Onder deze plank is een plank met wat lantaarns en wat kaarsen, ik vraag me af of die vier kaarsjes deze hele ruimte goed zouden kunnen verlichten. Ik kijk weer eens om me heen, waar kwam dat licht nou vandaan?

‘Medie, moet je dit eens zien!’ Can houdt een boek op waar “BOVENNATUURLIJKE WEZENS” op staat. Ik loop naar hem toe en kijk in het boek.

‘Deze mensen hadden verstand van Feniksen en Stuurders,’ zegt hij en inderdaad, een meisje met een grote lach op haar gezicht staat dicht naast een Feniks. Daarboven was iets geschreven, maar vervolgens weer uitgekrast. Misschien namen? Of gewoon Stuurder en Feniks.

‘Wat staat er verder in?’

‘Van alles, echt. Allemaal mythische wezens waar waarschijnlijk in geloofd werd. En staat zelfs een mini-Feniks in, kijk.’ Can slaat de bladzijde om, en een klein Feniksje kijkt me lief aan.

‘Ahhw! Wat schattig.’

‘Nee hoor, kijk maar waar hij in kan veranderen.’ Op de volgende bladzijde staat een enorm beest, brandend en met gevaarlijke klauwen, enorme vleugels en een snavel niet zo schattig meer is.

‘Is dat echt hetzelfde beestje?’

‘Zou je niet verwachten hè? Hij heet Grigori, als ik het goed uitspreek. Dat neem ik in ieder geval aan, omdat het boven zijn plaatje staat.’

‘Nog nooit van gehoord.’

‘Ik ook niet.’ Dan slaat Can het boek dicht en klapt erop met zijn hand, ‘Deze neem ik mee, ik wil er thuis nog even goed naar kijken.’

‘Wacht.’

‘Wat?’

‘Wat nou als dit zo’n valstrik is. Je weet wel, je mag niet meenemen, anders moet je ervoor betalen. Met je leven.’ Can kijkt me raar aan en begint dan hard te lachen.

‘Can! Ik ben serieus, oké. In films loopt het altijd goed af, maar dit is echt.’

‘Oh, Medie, je bent geweldig, echt. En ik wet zeker dat je me zou redden.’ Can geeft me een knipoog en ik zucht.

‘Oké dan. Maar als er iets gebeurd hè.’

‘Ik weet het.’

‘Mooi.’ We lopen weer richting de kast. ‘We komen nog wel een keer terug hè? Ik wil graag weten waarom deze ruimte er is enzo.’

‘Natuurlijk, ik moet dit boek terug brengen, niet waar? En ik wil dat ook weten.’ Ik glimlach.

‘Mooi.’ Ik duw de jurken en jassen aan de kant en stap door de kast. Er komt een soort licht bij de wenteltrap vandaan. Zou dat het licht zijn? Ik ren snel naar de trap en loop in een mislukte houding snel naar beneden. Ik zie daar een kleine lichtbundel bij mijn tas vandaan vliegen, kleine rookwolkjes achterlatend.

‘Medie, wat is er?’ Can komt naast me staan.

‘Ik dacht dat ik iets zag.

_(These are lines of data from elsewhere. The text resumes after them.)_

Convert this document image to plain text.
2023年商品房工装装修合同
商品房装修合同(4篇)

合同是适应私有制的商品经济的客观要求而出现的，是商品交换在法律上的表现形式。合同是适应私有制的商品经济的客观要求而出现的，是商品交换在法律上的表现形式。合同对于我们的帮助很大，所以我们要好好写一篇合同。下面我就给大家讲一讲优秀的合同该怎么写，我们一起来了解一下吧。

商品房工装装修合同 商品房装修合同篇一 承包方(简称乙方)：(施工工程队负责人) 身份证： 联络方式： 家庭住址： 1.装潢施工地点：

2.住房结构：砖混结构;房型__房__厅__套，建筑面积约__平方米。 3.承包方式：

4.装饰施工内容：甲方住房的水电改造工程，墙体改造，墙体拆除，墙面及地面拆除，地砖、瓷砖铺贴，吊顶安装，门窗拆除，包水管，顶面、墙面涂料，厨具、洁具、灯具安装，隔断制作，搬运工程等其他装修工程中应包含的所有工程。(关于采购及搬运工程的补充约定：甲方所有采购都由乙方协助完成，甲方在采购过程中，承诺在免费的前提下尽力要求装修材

Laat maar zitten.’ Ik pak mijn tas op, er heeft duidelijk iets aan gezeten. Alles is er uitgehaald en ligt verspreidt over de grond. Niet dat er nou zo veel spullen in zaten, maar toch. Als ik de spullen snel in mijn tas prop zie in een klein schroeiplekje op mijn tas zitten. Van vuur misschien?

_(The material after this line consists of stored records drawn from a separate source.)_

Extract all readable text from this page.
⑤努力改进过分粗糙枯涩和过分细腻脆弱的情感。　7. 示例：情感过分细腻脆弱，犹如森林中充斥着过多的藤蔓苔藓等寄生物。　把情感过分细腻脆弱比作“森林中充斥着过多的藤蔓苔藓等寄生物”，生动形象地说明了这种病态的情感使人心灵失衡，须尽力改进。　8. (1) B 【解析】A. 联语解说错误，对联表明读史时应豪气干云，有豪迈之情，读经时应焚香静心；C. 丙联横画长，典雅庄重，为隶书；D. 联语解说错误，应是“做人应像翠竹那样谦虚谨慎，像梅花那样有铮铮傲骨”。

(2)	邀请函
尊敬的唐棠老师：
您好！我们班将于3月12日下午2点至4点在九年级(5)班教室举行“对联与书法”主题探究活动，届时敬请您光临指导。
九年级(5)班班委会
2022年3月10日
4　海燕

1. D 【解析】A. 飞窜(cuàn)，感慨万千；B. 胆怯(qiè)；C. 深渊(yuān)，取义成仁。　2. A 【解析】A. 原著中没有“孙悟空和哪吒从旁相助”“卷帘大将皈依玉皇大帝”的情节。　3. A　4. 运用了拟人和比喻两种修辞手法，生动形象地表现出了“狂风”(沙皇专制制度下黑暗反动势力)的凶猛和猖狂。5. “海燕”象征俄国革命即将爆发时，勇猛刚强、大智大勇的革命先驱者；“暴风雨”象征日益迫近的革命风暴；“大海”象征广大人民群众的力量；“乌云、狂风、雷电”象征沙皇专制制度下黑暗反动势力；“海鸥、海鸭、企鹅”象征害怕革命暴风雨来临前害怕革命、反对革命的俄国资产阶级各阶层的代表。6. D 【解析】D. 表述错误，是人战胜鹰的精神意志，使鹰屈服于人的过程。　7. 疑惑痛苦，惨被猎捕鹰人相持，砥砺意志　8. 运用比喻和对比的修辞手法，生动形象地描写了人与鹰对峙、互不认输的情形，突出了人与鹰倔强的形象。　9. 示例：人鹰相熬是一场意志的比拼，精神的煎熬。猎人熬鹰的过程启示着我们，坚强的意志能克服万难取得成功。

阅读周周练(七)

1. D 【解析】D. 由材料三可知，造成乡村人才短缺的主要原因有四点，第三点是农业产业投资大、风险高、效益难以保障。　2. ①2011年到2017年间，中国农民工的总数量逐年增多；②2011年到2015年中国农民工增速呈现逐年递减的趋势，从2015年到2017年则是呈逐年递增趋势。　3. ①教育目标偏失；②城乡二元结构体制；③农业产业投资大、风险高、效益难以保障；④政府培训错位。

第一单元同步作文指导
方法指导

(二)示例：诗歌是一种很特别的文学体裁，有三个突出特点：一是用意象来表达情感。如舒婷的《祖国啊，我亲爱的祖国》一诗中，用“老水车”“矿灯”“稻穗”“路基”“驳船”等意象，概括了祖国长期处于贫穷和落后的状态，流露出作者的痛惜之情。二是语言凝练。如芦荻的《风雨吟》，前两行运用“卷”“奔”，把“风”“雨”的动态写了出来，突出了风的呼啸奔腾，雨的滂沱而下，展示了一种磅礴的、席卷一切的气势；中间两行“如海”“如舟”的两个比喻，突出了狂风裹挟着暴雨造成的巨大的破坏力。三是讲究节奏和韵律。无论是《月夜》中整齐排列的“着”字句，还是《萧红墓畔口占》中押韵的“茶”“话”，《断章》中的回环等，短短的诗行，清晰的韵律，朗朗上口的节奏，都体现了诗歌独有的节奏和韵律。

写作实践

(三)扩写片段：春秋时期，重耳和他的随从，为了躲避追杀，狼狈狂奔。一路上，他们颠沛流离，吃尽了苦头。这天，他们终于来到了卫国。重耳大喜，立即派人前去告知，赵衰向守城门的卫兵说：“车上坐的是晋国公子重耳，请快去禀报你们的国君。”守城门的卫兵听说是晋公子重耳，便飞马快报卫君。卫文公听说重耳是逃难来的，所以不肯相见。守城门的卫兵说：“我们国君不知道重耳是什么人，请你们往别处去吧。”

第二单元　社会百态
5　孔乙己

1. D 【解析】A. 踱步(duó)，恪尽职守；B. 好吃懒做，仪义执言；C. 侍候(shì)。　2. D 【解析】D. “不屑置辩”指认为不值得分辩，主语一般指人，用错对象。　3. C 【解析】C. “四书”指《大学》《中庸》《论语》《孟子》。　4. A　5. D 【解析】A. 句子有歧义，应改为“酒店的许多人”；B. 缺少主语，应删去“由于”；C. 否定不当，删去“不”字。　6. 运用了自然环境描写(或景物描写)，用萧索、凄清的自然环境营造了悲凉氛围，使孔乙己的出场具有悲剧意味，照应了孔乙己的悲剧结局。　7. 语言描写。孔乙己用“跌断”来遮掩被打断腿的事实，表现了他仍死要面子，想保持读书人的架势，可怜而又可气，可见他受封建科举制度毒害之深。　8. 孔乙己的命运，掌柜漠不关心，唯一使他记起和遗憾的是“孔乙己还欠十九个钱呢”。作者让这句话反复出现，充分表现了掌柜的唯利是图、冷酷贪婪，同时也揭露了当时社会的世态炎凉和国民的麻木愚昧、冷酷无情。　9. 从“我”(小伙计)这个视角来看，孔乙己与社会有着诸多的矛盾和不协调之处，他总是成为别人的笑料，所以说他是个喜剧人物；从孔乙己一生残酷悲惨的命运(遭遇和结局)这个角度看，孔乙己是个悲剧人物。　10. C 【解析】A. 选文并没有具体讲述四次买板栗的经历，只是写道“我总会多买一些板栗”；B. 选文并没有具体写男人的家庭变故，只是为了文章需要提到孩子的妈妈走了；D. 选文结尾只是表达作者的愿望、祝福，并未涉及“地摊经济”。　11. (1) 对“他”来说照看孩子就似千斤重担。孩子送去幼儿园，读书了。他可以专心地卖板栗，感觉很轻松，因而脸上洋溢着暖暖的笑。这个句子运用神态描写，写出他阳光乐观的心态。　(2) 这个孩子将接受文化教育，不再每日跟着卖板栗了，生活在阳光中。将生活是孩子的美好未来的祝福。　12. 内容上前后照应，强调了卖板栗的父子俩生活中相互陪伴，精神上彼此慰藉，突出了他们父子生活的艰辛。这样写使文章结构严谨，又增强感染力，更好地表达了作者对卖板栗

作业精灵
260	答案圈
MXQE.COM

Ik zet mijn mobiel op de zaklampstand terwijl ik opsta. ‘Heb je de kastdeuren dicht gedaan?’ vraag ik aan Can.

‘Natuurlijk.’

‘Oké. Uhhm, trouwens,’ vraag ik als we beginnen aan onze wandeltocht.

‘Ja?’

‘Gaan we dit aan iemand vertellen?’

‘Ik denk dat dit voorlopig even ons geheim moet blijven.’

‘Oké, is goed. Wanneer gaan we hier weer heen?’

‘Morgen? Oh wacht. Dan kan jij natuurlijk niet, want dan moet je uitrusten van die date met Robbert die je vanavond hebt.’

‘Oh verdorie! Ik was het vergeten. Nou, bedankt voor het herinneren. Maandag dan?’